In spite of the city’s efforts to reclaim one of Covington’s most important buildings along Madison Avenue, this once-bustling thoroughfare was quickly slipping in prominence. Located just a block away, Peoples Liberty Bank (now U.S. Bank) was Northern Kentucky’s largest and owned by Carol Ann and Ralph V. Haile, Jr. The Haile’s name is recognized these days as being one of Cincinnati’s great philanthropic foundations, contributing annually to many endeavors. The Foundation’s fortune began with the Haile’s banking prowess, success, and genuine concern for Covington’s future. As Peoples Liberty Bank’s president, Mr. Haile’s dream had been to see the revitalization of the Madison Avenue business district. Although deceased in 2006, nothing would have brought him greater joy than to witness the realization of Hotel Covington and the rebirth of the city’s heart. Involved with countless studies and plans over the decades, he had noticed some advancements, but Madison Avenue seemed to languish.

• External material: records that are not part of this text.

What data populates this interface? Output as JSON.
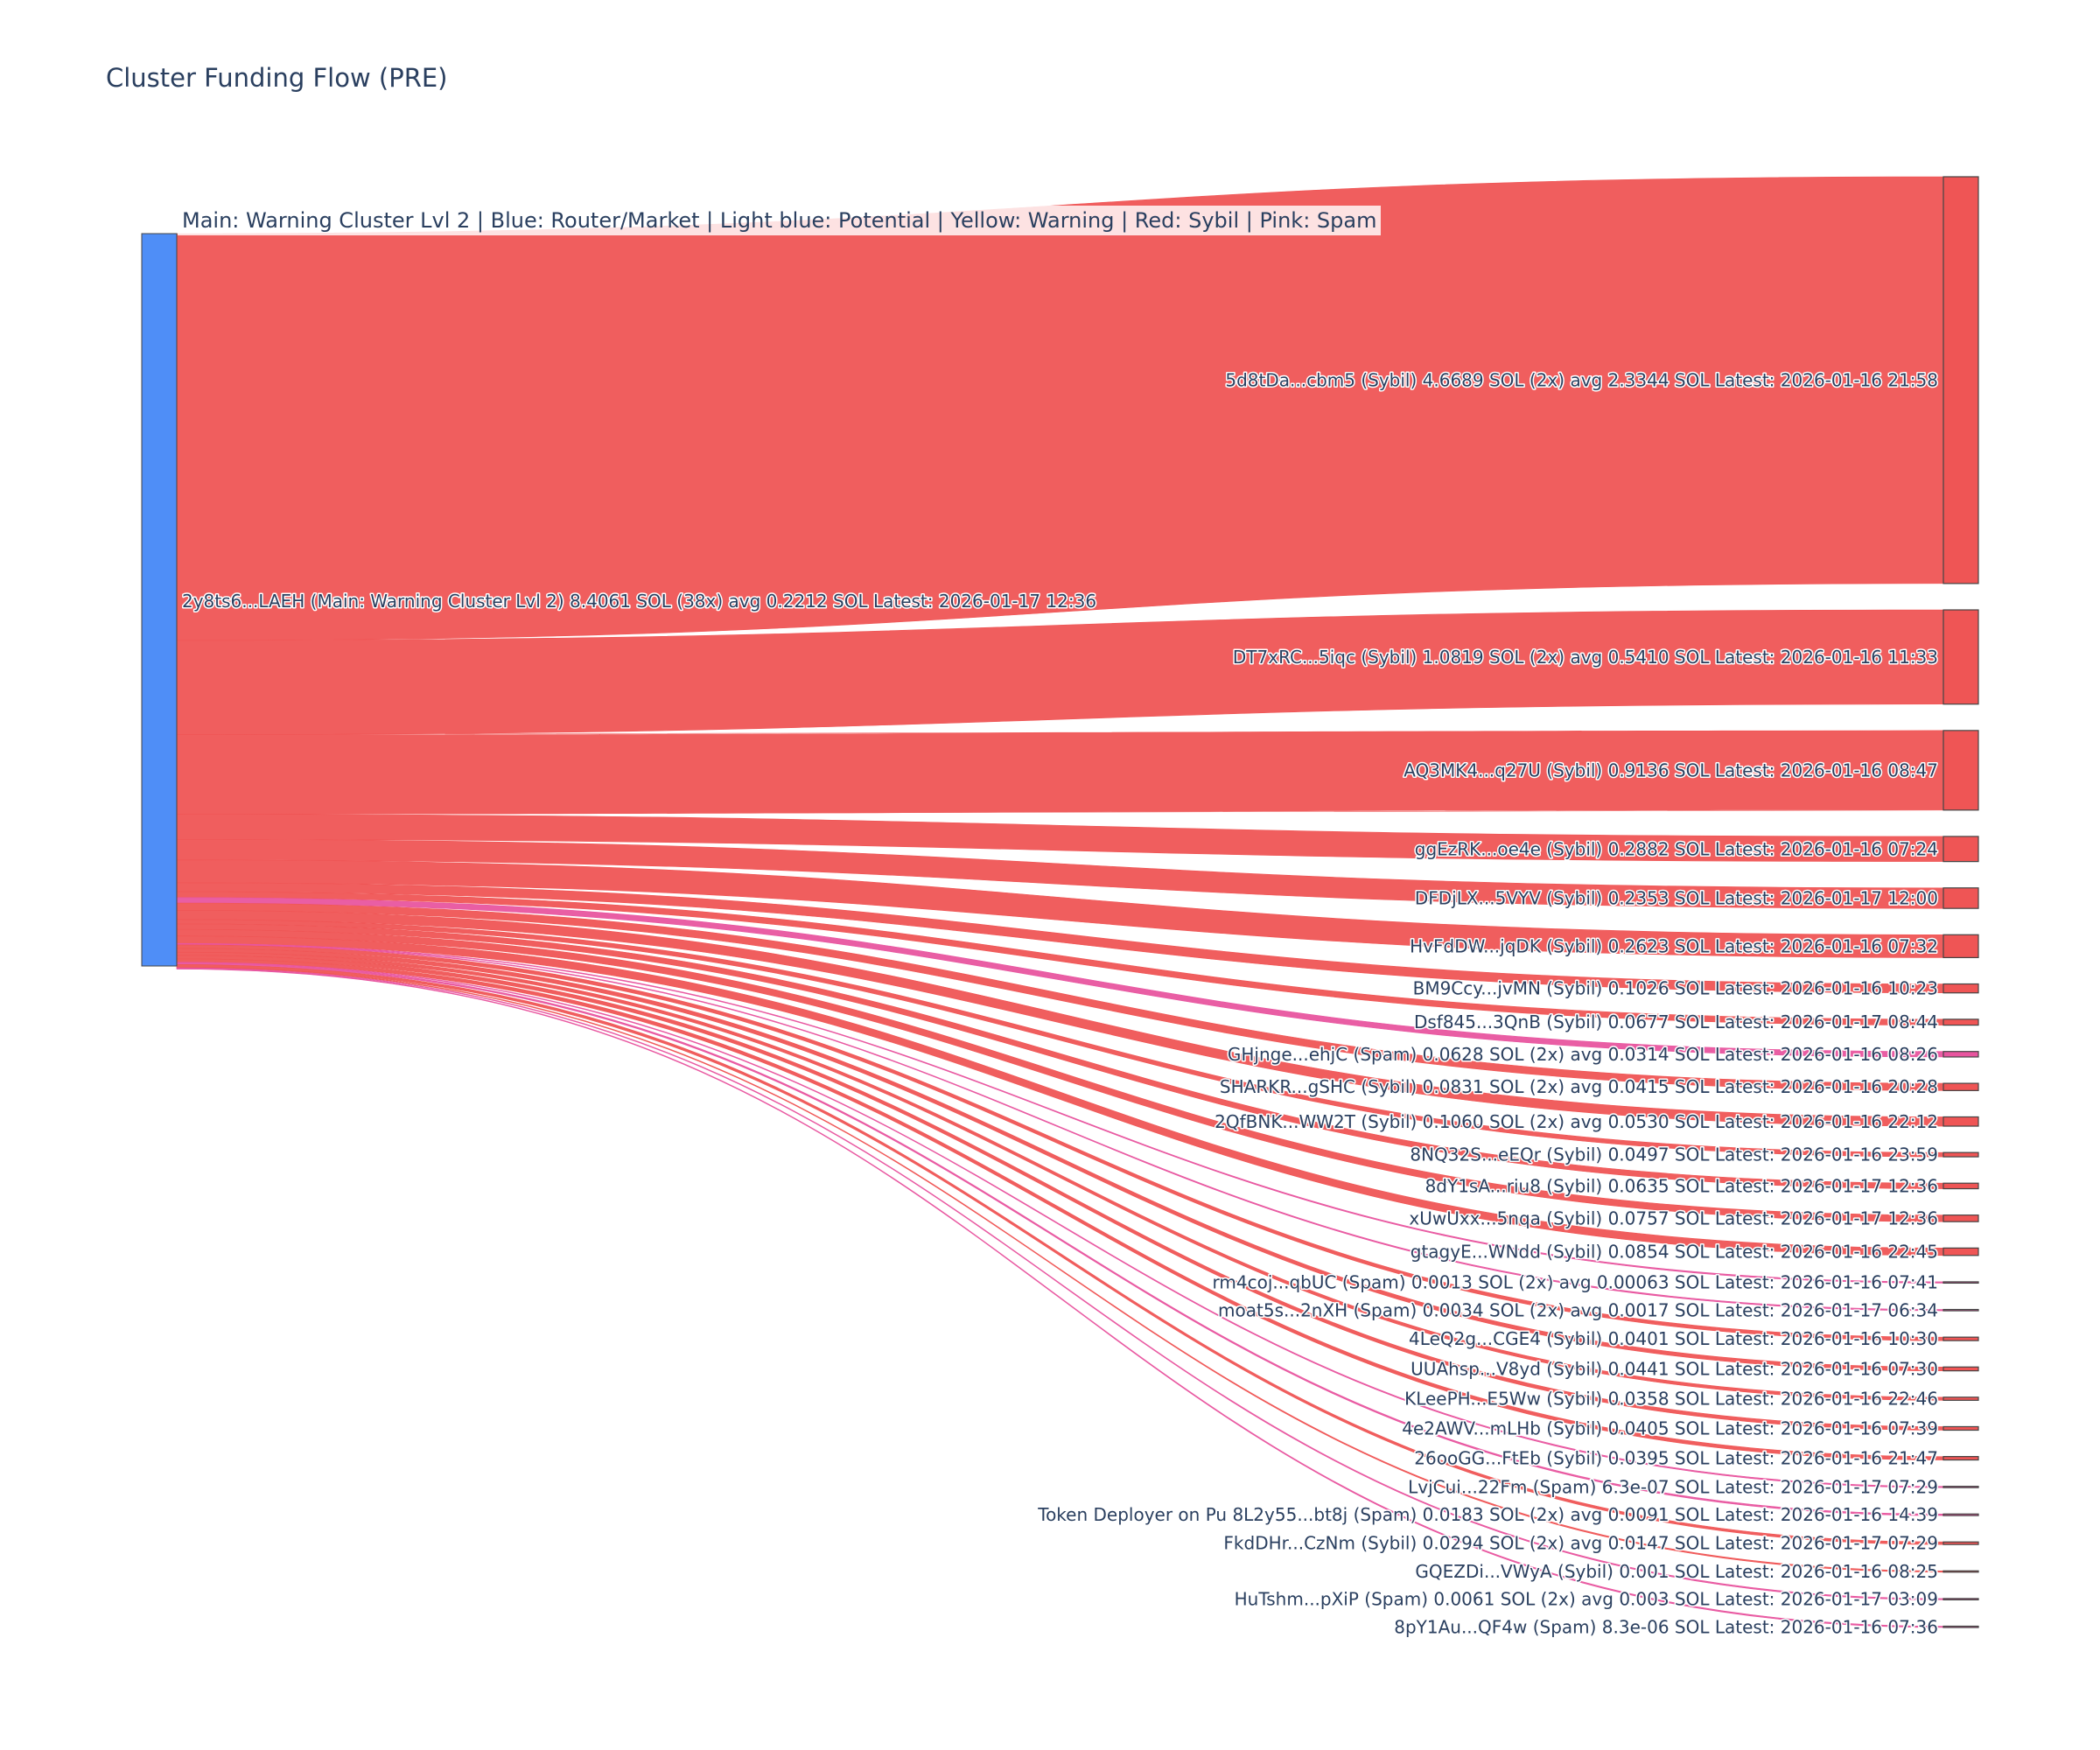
{
  "title": "Cluster Funding Flow (PRE)",
  "legend_note": "Main: Warning Cluster Lvl 2  |  Blue: Router/Market | Light blue: Potential | Yellow: Warning | Red: Sybil | Pink: Spam",
  "colors": {
    "source_node": "#4f8ef7",
    "Sybil": "#ef5555",
    "Spam": "#e8559f",
    "node_border": "#444444"
  },
  "chart_data": {
    "type": "sankey",
    "source": {
      "label": "2y8ts6...LAEH (Main: Warning Cluster Lvl 2) 8.4061 SOL (38x) avg 0.2212 SOL Latest: 2026-01-17 12:36",
      "value": 8.4061
    },
    "targets": [
      {
        "label": "5d8tDa...cbm5 (Sybil) 4.6689 SOL (2x) avg 2.3344 SOL Latest: 2026-01-16 21:58",
        "value": 4.6689,
        "category": "Sybil"
      },
      {
        "label": "DT7xRC...5iqc (Sybil) 1.0819 SOL (2x) avg 0.5410 SOL Latest: 2026-01-16 11:33",
        "value": 1.0819,
        "category": "Sybil"
      },
      {
        "label": "AQ3MK4...q27U (Sybil) 0.9136 SOL Latest: 2026-01-16 08:47",
        "value": 0.9136,
        "category": "Sybil"
      },
      {
        "label": "ggEzRK...oe4e (Sybil) 0.2882 SOL Latest: 2026-01-16 07:24",
        "value": 0.2882,
        "category": "Sybil"
      },
      {
        "label": "DFDjLX...5VYV (Sybil) 0.2353 SOL Latest: 2026-01-17 12:00",
        "value": 0.2353,
        "category": "Sybil"
      },
      {
        "label": "HvFdDW...jqDK (Sybil) 0.2623 SOL Latest: 2026-01-16 07:32",
        "value": 0.2623,
        "category": "Sybil"
      },
      {
        "label": "BM9Ccy...jvMN (Sybil) 0.1026 SOL Latest: 2026-01-16 10:23",
        "value": 0.1026,
        "category": "Sybil"
      },
      {
        "label": "Dsf845...3QnB (Sybil) 0.0677 SOL Latest: 2026-01-17 08:44",
        "value": 0.0677,
        "category": "Sybil"
      },
      {
        "label": "GHjnge...ehjC (Spam) 0.0628 SOL (2x) avg 0.0314 SOL Latest: 2026-01-16 08:26",
        "value": 0.0628,
        "category": "Spam"
      },
      {
        "label": "SHARKR...gSHC (Sybil) 0.0831 SOL (2x) avg 0.0415 SOL Latest: 2026-01-16 20:28",
        "value": 0.0831,
        "category": "Sybil"
      },
      {
        "label": "2QfBNK...WW2T (Sybil) 0.1060 SOL (2x) avg 0.0530 SOL Latest: 2026-01-16 22:12",
        "value": 0.106,
        "category": "Sybil"
      },
      {
        "label": "8NQ32S...eEQr (Sybil) 0.0497 SOL Latest: 2026-01-16 23:59",
        "value": 0.0497,
        "category": "Sybil"
      },
      {
        "label": "8dY1sA...riu8 (Sybil) 0.0635 SOL Latest: 2026-01-17 12:36",
        "value": 0.0635,
        "category": "Sybil"
      },
      {
        "label": "xUwUxx...5nqa (Sybil) 0.0757 SOL Latest: 2026-01-17 12:36",
        "value": 0.0757,
        "category": "Sybil"
      },
      {
        "label": "gtagyE...WNdd (Sybil) 0.0854 SOL Latest: 2026-01-16 22:45",
        "value": 0.0854,
        "category": "Sybil"
      },
      {
        "label": "rm4coj...qbUC (Spam) 0.0013 SOL (2x) avg 0.00063 SOL Latest: 2026-01-16 07:41",
        "value": 0.0013,
        "category": "Spam"
      },
      {
        "label": "moat5s...2nXH (Spam) 0.0034 SOL (2x) avg 0.0017 SOL Latest: 2026-01-17 06:34",
        "value": 0.0034,
        "category": "Spam"
      },
      {
        "label": "4LeQ2g...CGE4 (Sybil) 0.0401 SOL Latest: 2026-01-16 10:30",
        "value": 0.0401,
        "category": "Sybil"
      },
      {
        "label": "UUAhsp...V8yd (Sybil) 0.0441 SOL Latest: 2026-01-16 07:30",
        "value": 0.0441,
        "category": "Sybil"
      },
      {
        "label": "KLeePH...E5Ww (Sybil) 0.0358 SOL Latest: 2026-01-16 22:46",
        "value": 0.0358,
        "category": "Sybil"
      },
      {
        "label": "4e2AWV...mLHb (Sybil) 0.0405 SOL Latest: 2026-01-16 07:39",
        "value": 0.0405,
        "category": "Sybil"
      },
      {
        "label": "26ooGG...FtEb (Sybil) 0.0395 SOL Latest: 2026-01-16 21:47",
        "value": 0.0395,
        "category": "Sybil"
      },
      {
        "label": "LvjCui...22Fm (Spam) 6.3e-07 SOL Latest: 2026-01-17 07:29",
        "value": 6.3e-07,
        "category": "Spam"
      },
      {
        "label": "Token Deployer on Pu 8L2y55...bt8j (Spam) 0.0183 SOL (2x) avg 0.0091 SOL Latest: 2026-01-16 14:39",
        "value": 0.0183,
        "category": "Spam"
      },
      {
        "label": "FkdDHr...CzNm (Sybil) 0.0294 SOL (2x) avg 0.0147 SOL Latest: 2026-01-17 07:29",
        "value": 0.0294,
        "category": "Sybil"
      },
      {
        "label": "GQEZDi...VWyA (Sybil) 0.001 SOL Latest: 2026-01-16 08:25",
        "value": 0.001,
        "category": "Sybil"
      },
      {
        "label": "HuTshm...pXiP (Spam) 0.0061 SOL (2x) avg 0.003 SOL Latest: 2026-01-17 03:09",
        "value": 0.0061,
        "category": "Spam"
      },
      {
        "label": "8pY1Au...QF4w (Spam) 8.3e-06 SOL Latest: 2026-01-16 07:36",
        "value": 8.3e-06,
        "category": "Spam"
      }
    ]
  }
}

Not any more! Several years ago, Guy Van Rooyen of the Salyers Group purchased the old Coppin’s Department Store from the City of Covington to transform it into the dramatic, progressive hotel that it has become.
As much as possible, the Salyers Group and Aparium Hotel Group as the hotel’s operator have tried to support the local community in every way possible for this project’s $22 million metamorphosis. From the selections of the Covington-based architectural and interior design firms, Hub & Weber and Plume respectively, to the craftsmen, artists, furnishings, and even edibles in each of the 114 guest rooms’ mini-refrigerators: it all has combined to be a celebration of civic pride and achievement. Local artist and teacher, David Beutsche, was commissioned to create original works of art with a Covington theme for the hotel rooms instead of the usual anonymous, forgettable floral prints. Spacious guest rooms are furnished with luxurious faux fur throw blankets from Covington’s own Donna Salyers’ Fabulous Furs – made famous years ago by Oprah Winfrey’s recommendation.
Historic photographs of Coppin’s interior assisted designers in the renovation of the building into a hotel. For example, large display cases which once wrapped around numerous octagonal columns on the First Floor have been replaced with equally long dining tables in the restaurant. Incidentally in honor of the building’s heritage, the Dining Room is named after Coppin’s which features delicious, inspired, innovative cuisine.
Nearby to the right of the Reception Desk is a display boutique celebrating the history of merchandise sold at Coppin’s Department Store. This attention to detail is pervasive and allows Hotel Covington to be truly unique.
Bricks and mortar, fine furnishings, and even great cuisine can be no substitute for a talented and attentive staff, which is led by General Manager Jack Olshan. As a third generation hotelier, he received years of excellent training and knowledge at one of America’s oldest and finest resorts, The Greenbrier of White Sulphur Springs, West Virginia, before assuming his current role. Hotel Covington is most fortunate to have Mr. Olshan at the helm guiding it skillfully.
A New Year’s resolution worth keeping should be to treat ourselves to an overnight stay at this fine establishment. Why should out-of-town travelers be the only ones to experience and enjoy the pleasures of Hotel Covington?